To be really effective – and truly circular - that sort of symbiotic interplay would need to apply to ASOS’ principles too but it doesn’t. For instance, two of the action points on their list are designing products to be easily disassembled and using mono-materials (fabrics made from a single fibre type), both intended to make recycling easier.
But ASOS states that they do not have a plan to allow consumers to return garments at the end of their life for recycling or repurposing. Some might be able to whip up a nice upcycled skirt or top, but most don’t have the skills or resources to sew a falling apart garment into something new. And textile recycling is notoriously difficult, with just 1 per cent of the 50 per cent of recycled textiles in the EU actually being made into new clothes.
So where do these easily disassembled, recyclable clothes go if ASOS aren’t the ones to actually close the loop? Likely to landfill with the other 350,000 tonnes of used clothing that end up there in the UK each year. Being more optimistic, they may be passed onto a friend or sold in the ever-growing second hand market, but at some point they will reach the end of their wearable life and ultimately ASOS have decided it’s not their job to deal with the aftermath of what they produce.
Abandonment of responsibility for post-consumer waste aside, ASOS’s principles are important pillars of the future of fashion, when implemented properly and fully. Using recycled materials – this collection features recycled polyester, nylon, cotton and silver – is imperative if we’re to make use of the overabundance of textiles that already exist. Mono-materials are the key to more streamlined textile recycling, as is easy disassembly. Zero-waste pattern cutting is vital when approximately 15 per cent of the 400billion metres squared of textiles manufactured annually ends up on the cutting room floor.
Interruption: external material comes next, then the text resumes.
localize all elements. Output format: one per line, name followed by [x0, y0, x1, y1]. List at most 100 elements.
However, by picking and choosing instead of going all in, ASOS refuses to commit fully to circularity.
The launch follows their 2018 Copenhagen Fashion Summit commitment to train all ASOS designers on circular design by 2020. It’s a commitment they stuck to, piloting a training programme with the Centre for Sustainable Fashion (part of London College of Fashion) in the same year, training 15 ASOS designers before rolling it out to the whole design team.
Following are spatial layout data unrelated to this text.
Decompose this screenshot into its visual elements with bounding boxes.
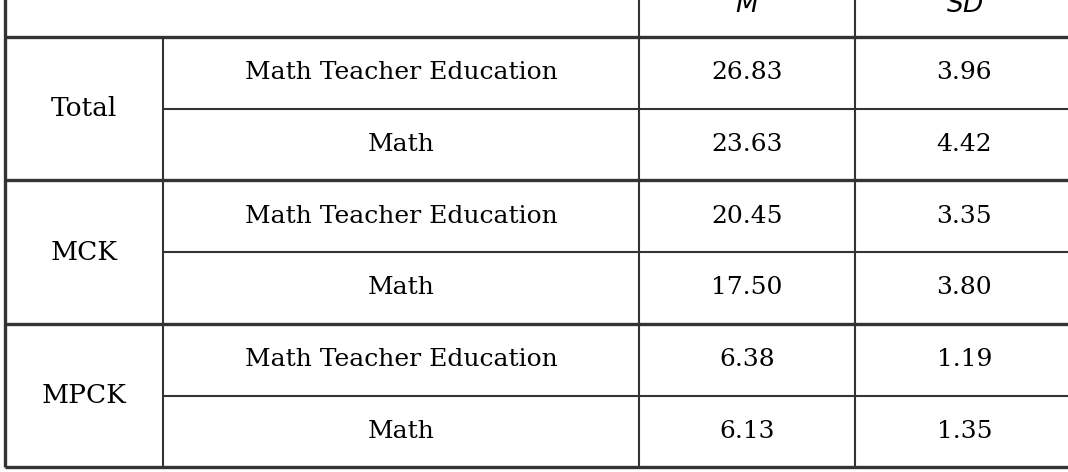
- Text: 23.63: 23.63: [711, 133, 783, 156]
- Text: Math Teacher Education: Math Teacher Education: [245, 348, 557, 371]
- Text: 3.80: 3.80: [937, 277, 992, 299]
- Text: 1.35: 1.35: [937, 420, 992, 443]
- Text: 3.96: 3.96: [937, 61, 992, 84]
- Text: Math: Math: [367, 133, 435, 156]
- Text: Math: Math: [367, 277, 435, 299]
- Text: $\mathit{M}$: $\mathit{M}$: [735, 0, 759, 17]
- Text: 26.83: 26.83: [711, 61, 783, 84]
- Text: MCK: MCK: [51, 240, 117, 264]
- Text: Total: Total: [51, 96, 117, 121]
- Text: 4.42: 4.42: [937, 133, 992, 156]
- Text: 6.13: 6.13: [720, 420, 774, 443]
- Text: Math: Math: [367, 420, 435, 443]
- Text: MPCK: MPCK: [42, 383, 127, 408]
- Text: 6.38: 6.38: [719, 348, 775, 371]
- Text: Math Teacher Education: Math Teacher Education: [245, 61, 557, 84]
- Text: 20.45: 20.45: [711, 205, 783, 228]
- Text: 17.50: 17.50: [711, 277, 783, 299]
- Text: 3.35: 3.35: [937, 205, 992, 228]
- Text: $\mathit{SD}$: $\mathit{SD}$: [945, 0, 984, 17]
- Text: 1.19: 1.19: [937, 348, 992, 371]
- Text: Math Teacher Education: Math Teacher Education: [245, 205, 557, 228]
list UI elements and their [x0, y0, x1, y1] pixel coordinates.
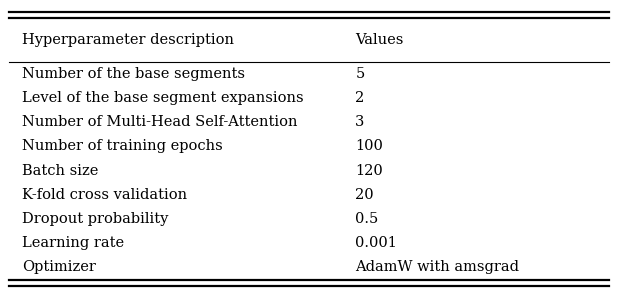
- Text: Learning rate: Learning rate: [22, 236, 124, 250]
- Text: Number of Multi-Head Self-Attention: Number of Multi-Head Self-Attention: [22, 115, 297, 129]
- Text: 0.001: 0.001: [355, 236, 397, 250]
- Text: Optimizer: Optimizer: [22, 260, 96, 274]
- Text: 0.5: 0.5: [355, 212, 379, 226]
- Text: Number of the base segments: Number of the base segments: [22, 67, 245, 81]
- Text: K-fold cross validation: K-fold cross validation: [22, 188, 187, 202]
- Text: Hyperparameter description: Hyperparameter description: [22, 33, 234, 47]
- Text: Number of training epochs: Number of training epochs: [22, 139, 222, 153]
- Text: 5: 5: [355, 67, 365, 81]
- Text: AdamW with amsgrad: AdamW with amsgrad: [355, 260, 519, 274]
- Text: 120: 120: [355, 164, 383, 178]
- Text: Level of the base segment expansions: Level of the base segment expansions: [22, 91, 303, 105]
- Text: 3: 3: [355, 115, 365, 129]
- Text: 2: 2: [355, 91, 365, 105]
- Text: Batch size: Batch size: [22, 164, 98, 178]
- Text: Values: Values: [355, 33, 404, 47]
- Text: Dropout probability: Dropout probability: [22, 212, 168, 226]
- Text: 20: 20: [355, 188, 374, 202]
- Text: 100: 100: [355, 139, 383, 153]
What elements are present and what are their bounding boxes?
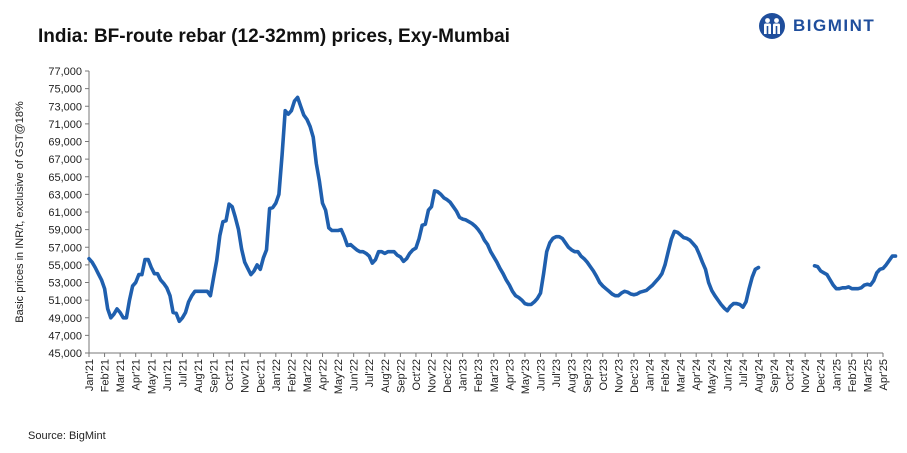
x-tick-label: Apr'23 <box>504 359 516 390</box>
x-tick-label: Jan'21 <box>84 359 96 391</box>
x-tick-label: Aug'23 <box>567 359 579 393</box>
x-tick-label: May'24 <box>707 359 719 394</box>
y-tick-label: 67,000 <box>48 154 82 166</box>
x-tick-label: Jan'25 <box>831 359 843 391</box>
x-tick-label: Apr'21 <box>131 359 143 390</box>
y-tick-label: 65,000 <box>48 172 82 184</box>
bigmint-logo-icon <box>759 13 785 39</box>
x-axis-ticks: Jan'21 Feb'21 Mar'21 Apr'21 May'21 Jun'21 Jul'… <box>84 353 890 394</box>
x-tick-label: Nov'23 <box>613 359 625 393</box>
x-tick-label: Mar'21 <box>115 359 127 392</box>
y-tick-label: 51,000 <box>48 295 82 307</box>
series-line <box>812 254 898 291</box>
x-tick-label: Jul'23 <box>551 359 563 387</box>
x-tick-label: Oct'23 <box>598 359 610 390</box>
x-tick-label: Nov'21 <box>240 359 252 393</box>
y-axis-ticks: 45,000 47,000 49,000 51,000 53,000 55,000 57,0… <box>48 66 89 360</box>
x-tick-label: Feb'21 <box>100 359 112 392</box>
x-tick-label: Mar'22 <box>302 359 314 392</box>
y-tick-label: 69,000 <box>48 137 82 149</box>
y-tick-label: 75,000 <box>48 84 82 96</box>
x-tick-label: Sep'23 <box>582 359 594 393</box>
x-tick-label: Jul'22 <box>364 359 376 387</box>
x-tick-label: Feb'23 <box>473 359 485 392</box>
y-tick-label: 59,000 <box>48 225 82 237</box>
y-tick-label: 55,000 <box>48 260 82 272</box>
x-tick-label: May'21 <box>146 359 158 394</box>
x-tick-label: Mar'23 <box>489 359 501 392</box>
source-note: Source: BigMint <box>28 430 106 442</box>
series-group <box>87 95 898 324</box>
y-tick-label: 71,000 <box>48 119 82 131</box>
y-tick-label: 45,000 <box>48 348 82 360</box>
x-tick-label: Oct'24 <box>785 359 797 390</box>
x-tick-label: Apr'24 <box>691 359 703 390</box>
x-tick-label: Jun'22 <box>349 359 361 391</box>
x-tick-label: May'22 <box>333 359 345 394</box>
x-tick-label: Nov'24 <box>800 359 812 393</box>
x-tick-label: Aug'21 <box>193 359 205 393</box>
x-tick-label: Apr'25 <box>878 359 890 390</box>
x-tick-label: Jun'24 <box>722 359 734 391</box>
x-tick-label: Jan'22 <box>271 359 283 391</box>
x-tick-label: Sep'24 <box>769 359 781 393</box>
x-tick-label: Oct'22 <box>411 359 423 390</box>
y-tick-label: 77,000 <box>48 66 82 78</box>
x-tick-label: Jun'21 <box>162 359 174 391</box>
y-axis-label: Basic prices in INR/t, exclusive of GST@… <box>14 101 26 323</box>
x-tick-label: Jul'24 <box>738 359 750 387</box>
x-tick-label: Dec'21 <box>255 359 267 393</box>
x-tick-label: Sep'22 <box>395 359 407 393</box>
x-tick-label: Oct'21 <box>224 359 236 390</box>
y-tick-label: 53,000 <box>48 278 82 290</box>
x-tick-label: Jan'24 <box>644 359 656 391</box>
x-tick-label: Sep'21 <box>209 359 221 393</box>
x-tick-label: Dec'22 <box>442 359 454 393</box>
x-tick-label: Apr'22 <box>318 359 330 390</box>
x-tick-label: Aug'24 <box>753 359 765 393</box>
x-tick-label: Feb'22 <box>286 359 298 392</box>
brand-logo: BIGMINT <box>758 12 875 40</box>
y-tick-label: 61,000 <box>48 207 82 219</box>
brand-name: BIGMINT <box>793 16 876 35</box>
series-line <box>87 95 761 324</box>
y-tick-label: 49,000 <box>48 313 82 325</box>
x-tick-label: Dec'23 <box>629 359 641 393</box>
x-tick-label: Dec'24 <box>816 359 828 393</box>
chart-title: India: BF-route rebar (12-32mm) prices, … <box>38 26 510 47</box>
x-tick-label: Jul'21 <box>177 359 189 387</box>
x-tick-label: Mar'25 <box>862 359 874 392</box>
x-tick-label: Jan'23 <box>458 359 470 391</box>
x-tick-label: Aug'22 <box>380 359 392 393</box>
y-tick-label: 73,000 <box>48 101 82 113</box>
x-tick-label: May'23 <box>520 359 532 394</box>
x-tick-label: Feb'25 <box>847 359 859 392</box>
y-tick-label: 57,000 <box>48 242 82 254</box>
x-tick-label: Feb'24 <box>660 359 672 392</box>
x-tick-label: Nov'22 <box>427 359 439 393</box>
y-tick-label: 63,000 <box>48 189 82 201</box>
x-tick-label: Mar'24 <box>676 359 688 392</box>
y-tick-label: 47,000 <box>48 330 82 342</box>
x-tick-label: Jun'23 <box>535 359 547 391</box>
On launching the scheme, Vanessa Spence, Design Director at ASOS said it was vital for “designing products [that] don’t cause unnecessary waste at the end of their lives.” But this collection, which is the culmination of the training, represents just 0.035 per cent of the brand’s 85,000-strong product offering, sold to 23 million customers across 200 markets around the globe.
Of course, progress has to start somewhere and training staff in circular design is a step forward that other brands would do well to roll out. But for that training to be worthwhile and truly effective, it needs to be applied fully, to every product, which in turn must be designed around all key principles, from manufacturing to end of life.
To claim true circularity and sustainability, ASOS must either support or create their own take back system, taking responsibility for the millions of garments they produce, or significantly scale back production so as to lessen the waste they ultimately create. Creating one small collection that cherry picks circular principles is akin to putting a plaster on a broken leg; a tokenistic move that doesn’t solve the issue in hand.